3.) My understanding from my boss today is that the french prosecutor said that the Co Pilot had activated his Oxygen Mask. This would explain why there was nothing from him on the CVR.
I am not saying that I am totally convinced that the Co-Pilot is blameless. I just don't think he was trying to commit suicide like the media would have us believe. I think the French Prosecutor is suspicious in that so far he is the only source of information. If you are suicidal and you are a pilot and want to kill yourself, why wouldn't you wait till the pilot leaves and just drive the plane into the ground. The plane went into a descent, but the rate of descent was slowing, which is a possible indication that the Co pilot was pulling back on the stick and making some progress. When the plane went nose down, the speed of the plane originally picked up, but then over time it slowed down. Again, indicating that the Co-pilot was trying to pull it out of a dive.
It's my understanding that the Co-Pilot had relatively few hours of flight time in this model.

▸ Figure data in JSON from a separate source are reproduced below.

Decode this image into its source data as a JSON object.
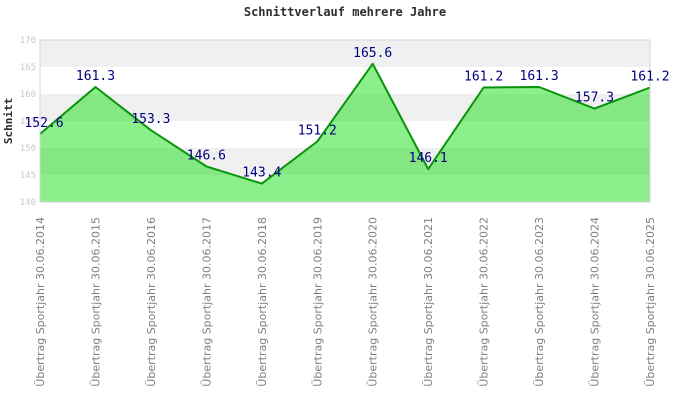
{
  "header": {
    "title": "Schnittverlauf mehrere Jahre"
  },
  "chart_data": {
    "type": "area",
    "title": "Schnittverlauf mehrere Jahre",
    "xlabel": "",
    "ylabel": "Schnitt",
    "series_name": "Schnitt",
    "categories": [
      "Übertrag Sportjahr 30.06.2014",
      "Übertrag Sportjahr 30.06.2015",
      "Übertrag Sportjahr 30.06.2016",
      "Übertrag Sportjahr 30.06.2017",
      "Übertrag Sportjahr 30.06.2018",
      "Übertrag Sportjahr 30.06.2019",
      "Übertrag Sportjahr 30.06.2020",
      "Übertrag Sportjahr 30.06.2021",
      "Übertrag Sportjahr 30.06.2022",
      "Übertrag Sportjahr 30.06.2023",
      "Übertrag Sportjahr 30.06.2024",
      "Übertrag Sportjahr 30.06.2025"
    ],
    "values": [
      152.6,
      161.3,
      153.3,
      146.6,
      143.4,
      151.2,
      165.6,
      146.1,
      161.2,
      161.3,
      157.3,
      161.2
    ],
    "value_labels": [
      "152.6",
      "161.3",
      "153.3",
      "146.6",
      "143.4",
      "151.2",
      "165.6",
      "146.1",
      "161.2",
      "161.3",
      "157.3",
      "161.2"
    ],
    "ylim": [
      140,
      170
    ],
    "yticks": [
      170,
      165,
      160,
      155,
      150,
      145,
      140
    ],
    "grid": "alternating-horizontal-bands",
    "legend_position": "none",
    "colors": {
      "line": "#089408",
      "area_fill": "#00dc00",
      "area_fill_opacity": 0.45,
      "data_label": "#000080",
      "band_dark": "#f0f0f0",
      "band_light": "#ffffff",
      "plot_border": "#d4d4d4",
      "ytick_text": "#c8c8c8",
      "xtick_text": "#808080",
      "title_text": "#2e2e2e",
      "background": "#ffffff"
    }
  }
}
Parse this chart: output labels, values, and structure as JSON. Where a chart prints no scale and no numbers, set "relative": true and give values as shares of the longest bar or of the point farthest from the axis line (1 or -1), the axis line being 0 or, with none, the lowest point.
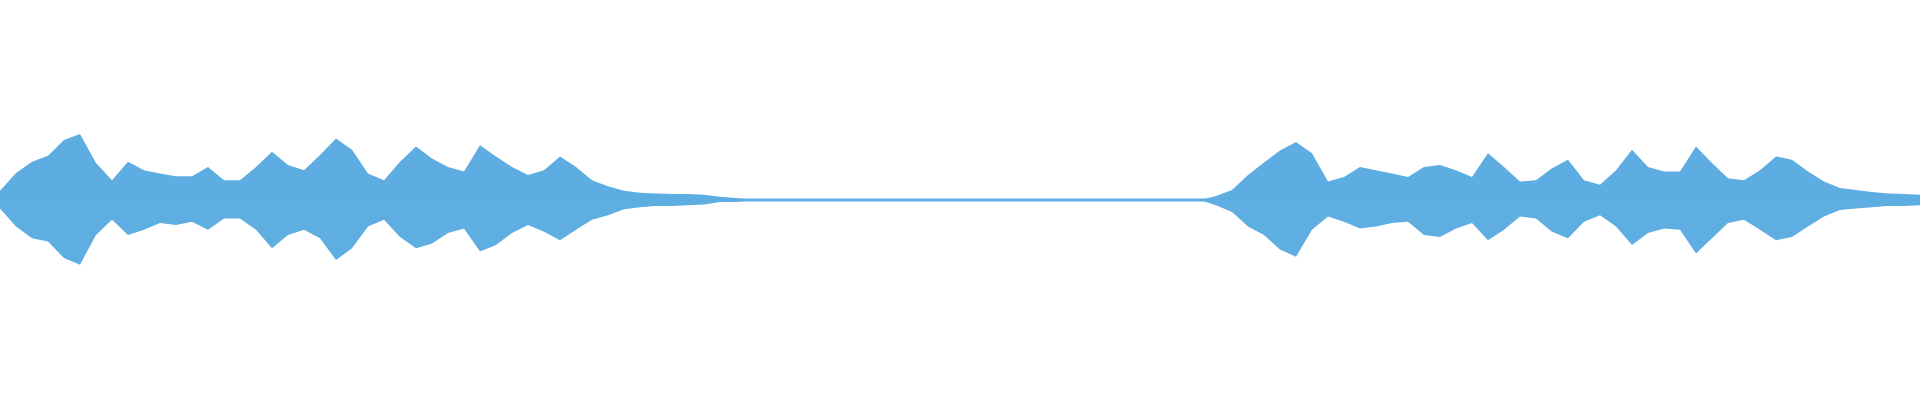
{
  "chart_data": {
    "type": "area",
    "relative": true,
    "tick_labels": false,
    "categories": [
      null,
      null,
      null,
      null,
      null,
      null,
      null,
      null,
      null,
      null,
      null,
      null,
      null,
      null,
      null,
      null,
      null,
      null,
      null,
      null,
      null,
      null,
      null,
      null,
      null,
      null,
      null,
      null,
      null,
      null,
      null,
      null,
      null,
      null,
      null,
      null,
      null,
      null,
      null,
      null,
      null,
      null,
      null,
      null,
      null,
      null,
      null,
      null,
      null,
      null,
      null,
      null,
      null,
      null,
      null,
      null,
      null,
      null,
      null,
      null,
      null,
      null,
      null,
      null,
      null,
      null,
      null,
      null,
      null,
      null,
      null,
      null,
      null,
      null,
      null,
      null,
      null,
      null,
      null,
      null,
      null,
      null,
      null,
      null,
      null,
      null,
      null,
      null,
      null,
      null,
      null,
      null,
      null,
      null,
      null,
      null,
      null,
      null,
      null,
      null,
      null,
      null,
      null,
      null,
      null,
      null,
      null,
      null,
      null,
      null,
      null,
      null,
      null,
      null,
      null,
      null,
      null,
      null,
      null,
      null,
      null
    ],
    "series": [
      {
        "color": "#5dade2",
        "values": [
          0.14,
          0.41,
          0.58,
          0.67,
          0.91,
          1.0,
          0.56,
          0.3,
          0.58,
          0.45,
          0.4,
          0.36,
          0.36,
          0.5,
          0.3,
          0.3,
          0.5,
          0.73,
          0.53,
          0.45,
          0.68,
          0.93,
          0.76,
          0.4,
          0.3,
          0.58,
          0.81,
          0.63,
          0.5,
          0.43,
          0.83,
          0.66,
          0.5,
          0.38,
          0.45,
          0.66,
          0.5,
          0.3,
          0.21,
          0.14,
          0.11,
          0.1,
          0.09,
          0.09,
          0.08,
          0.05,
          0.03,
          0,
          0,
          0,
          0,
          0,
          0,
          0,
          0,
          0,
          0,
          0,
          0,
          0,
          0,
          0,
          0,
          0,
          0,
          0,
          0,
          0,
          0,
          0,
          0,
          0,
          0,
          0,
          0,
          0,
          0.06,
          0.15,
          0.38,
          0.57,
          0.75,
          0.88,
          0.71,
          0.28,
          0.35,
          0.5,
          0.45,
          0.4,
          0.35,
          0.5,
          0.53,
          0.45,
          0.35,
          0.71,
          0.5,
          0.28,
          0.3,
          0.48,
          0.61,
          0.3,
          0.23,
          0.45,
          0.76,
          0.5,
          0.43,
          0.43,
          0.81,
          0.56,
          0.33,
          0.3,
          0.45,
          0.66,
          0.61,
          0.43,
          0.28,
          0.18,
          0.15,
          0.12,
          0.1,
          0.09,
          0.08
        ]
      },
      {
        "color": "#5eaee2",
        "values": [
          -0.13,
          -0.4,
          -0.58,
          -0.63,
          -0.88,
          -0.98,
          -0.53,
          -0.3,
          -0.53,
          -0.45,
          -0.35,
          -0.38,
          -0.33,
          -0.45,
          -0.28,
          -0.28,
          -0.45,
          -0.73,
          -0.53,
          -0.45,
          -0.58,
          -0.91,
          -0.73,
          -0.4,
          -0.3,
          -0.56,
          -0.73,
          -0.66,
          -0.5,
          -0.43,
          -0.78,
          -0.68,
          -0.5,
          -0.38,
          -0.48,
          -0.61,
          -0.45,
          -0.3,
          -0.23,
          -0.14,
          -0.11,
          -0.09,
          -0.09,
          -0.08,
          -0.07,
          -0.03,
          -0.03,
          0,
          0,
          0,
          0,
          0,
          0,
          0,
          0,
          0,
          0,
          0,
          0,
          0,
          0,
          0,
          0,
          0,
          0,
          0,
          0,
          0,
          0,
          0,
          0,
          0,
          0,
          0,
          0,
          0,
          -0.08,
          -0.18,
          -0.4,
          -0.53,
          -0.75,
          -0.86,
          -0.45,
          -0.25,
          -0.33,
          -0.43,
          -0.4,
          -0.35,
          -0.33,
          -0.53,
          -0.56,
          -0.43,
          -0.35,
          -0.61,
          -0.45,
          -0.25,
          -0.28,
          -0.48,
          -0.58,
          -0.33,
          -0.23,
          -0.4,
          -0.68,
          -0.5,
          -0.43,
          -0.45,
          -0.81,
          -0.58,
          -0.35,
          -0.3,
          -0.45,
          -0.61,
          -0.56,
          -0.4,
          -0.25,
          -0.15,
          -0.13,
          -0.11,
          -0.09,
          -0.09,
          -0.08
        ]
      }
    ]
  }
}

I just think he was fighting the plane as best he could, and he didn't want to let go of the stick to let the pilot in, because he could see progress. Could the pilot have helped him....probably.....Was the pilot better trained on how to deal with a possibly frozen AOA sensor....more than likely.... Could the pilot have saved the plane, who knows...... I just think there is too many things that don't add up in this one to think that this is a simple open and shut case of the Co-pilot being depressed and committing suicide..... the Company line doesn't make sense..... Not saying the Co Pilot is totally blameless.... Sure sounds like to me that Airbus has some HUGE culpability here, even if the Co-pilot did not act correctly.